Depression is seen as a natural
stage to go through. Depression does not fit into the Pagan paradigm as well as other philosophical models. Depression is
a natural adjunct to being the victim of an unfeeling world which imposes its actions on you. Since you have no choice and
no opportunity for input, you withdraw, turn your frustration into an acknowledgment of helplessness, and experience depression.
Some Pagans are concerned when they do not go through this step. They worry that they did not feel deeply enough. That's not
it. We are not less. But Pagans see themselves as part of the whole. They have agreed to play the game called the Wheel of
the Year, The Cycle of Life.
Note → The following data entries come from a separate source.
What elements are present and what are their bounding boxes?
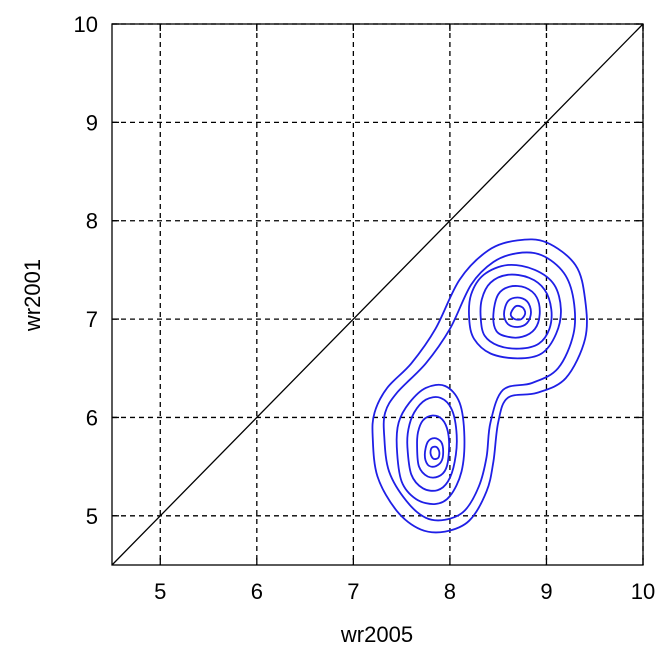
y-axis-label: wr2001 (20, 259, 45, 332)
contour-upper-peak-3 (492, 285, 541, 339)
contour-upper-peak-2 (479, 273, 553, 350)
y-tick-labels: 5 6 7 8 9 10 (74, 12, 98, 529)
y-tick-label: 10 (74, 12, 98, 37)
x-axis-label: wr2005 (340, 622, 413, 645)
contour-upper-peak-5 (509, 304, 527, 321)
x-tick-label: 5 (154, 579, 166, 604)
y-tick-label: 5 (86, 504, 98, 529)
contour-lower-peak-5 (429, 445, 441, 460)
x-tick-label: 10 (631, 579, 655, 604)
y-tick-label: 8 (86, 209, 98, 234)
contour-upper-peak-1 (468, 263, 562, 360)
y-tick-label: 7 (86, 307, 98, 332)
x-tick-label: 9 (540, 579, 552, 604)
x-tick-label: 7 (347, 579, 359, 604)
diagonal-reference-line (111, 23, 644, 566)
plot-frame (111, 23, 644, 566)
contour-outer-level-2 (382, 251, 576, 522)
x-tick-label: 6 (251, 579, 263, 604)
contour-lower-peak-2 (406, 396, 458, 492)
contour-lower-peak-3 (416, 414, 450, 479)
contour-outer-level-1 (371, 238, 588, 534)
contour-lower-peak-1 (395, 383, 466, 505)
contour-upper-peak-4 (503, 296, 532, 328)
y-tick-label: 9 (86, 110, 98, 135)
x-tick-labels: 5 6 7 8 9 10 (154, 579, 655, 604)
contour-lower-peak-4 (423, 437, 445, 468)
tick-marks (112, 23, 644, 565)
x-tick-label: 8 (444, 579, 456, 604)
contour-lines (371, 238, 588, 534)
y-tick-label: 6 (86, 405, 98, 430)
Witches are not victims, but authors and co-conspirators, in the mysteries they have chosen to
experience. Wiccans, not only are not broken by death and grief, they are enlarged and empowered. Now, we know the full cycle
of birth, life, death, rebirth. Now, am I tempered by grief and true knowledge of life. Now, I have sufficient knowledge to
help others through their trials. And I am not only surviving, I am more than I was before, I am Divinity in its full trinity.
Thus we move to the final stage
- acceptance. In any group this would be a stage where we have begun to pass through the stage of expecting to see our beloved.
And we have integrated their memory into our lives in such a way that we carry forth all that was valued, and release the
pain. This can be a gentle positive process, or a bitter and defeated one. Acceptance based on helplessness is not empowering,
although it also tempers one's inner self. One learns not to fight fiercely for that which is good. One learns that frustration
is inevitable and painful, never to be relieved by the reclamation of they who you loved. In Paganism, we all have a definition
of this full spectrum of life which allows us to integrate the good without having to define the process of death and loss
as bad. Organic processes contain both the growth, and the breakdown of life into its other components, which will recombine
into other forms of life. The cycle is never ending, natural, and somehow reassuring.
Paganism provides us a framework
around which to drape these losses and memories, without guilt or failure. And it provides hope in a way that only re-incarnational
beliefs can solace - our loved ones, our selves, our world, will be back, will return, will continue in the ongoing dance
of life, death, transformation and rebirth. In the parlance of the new grief process, we reinvest in the new reality. This
idea is very Pagan in concept. Yet, it is not necessarily a new reality, so much as a new view of it. We don't have to replace
our loved one. That's not possible. Now we have to decide to see and experience the value of others, to take in hand another
tool. No, we can't go back, we are forever changed, but we are not lessened.
As I bury my friend, I give her back to the world of possibilities.
She will become part of the whole once again, and have new choices, exploration and accomplishments. I will miss her - that
hurts dreadfully now. Later I will integrate Kashi and this experience into my life and the tapestry I share with others on
our path. Nothing is ever lost, it is only transformed.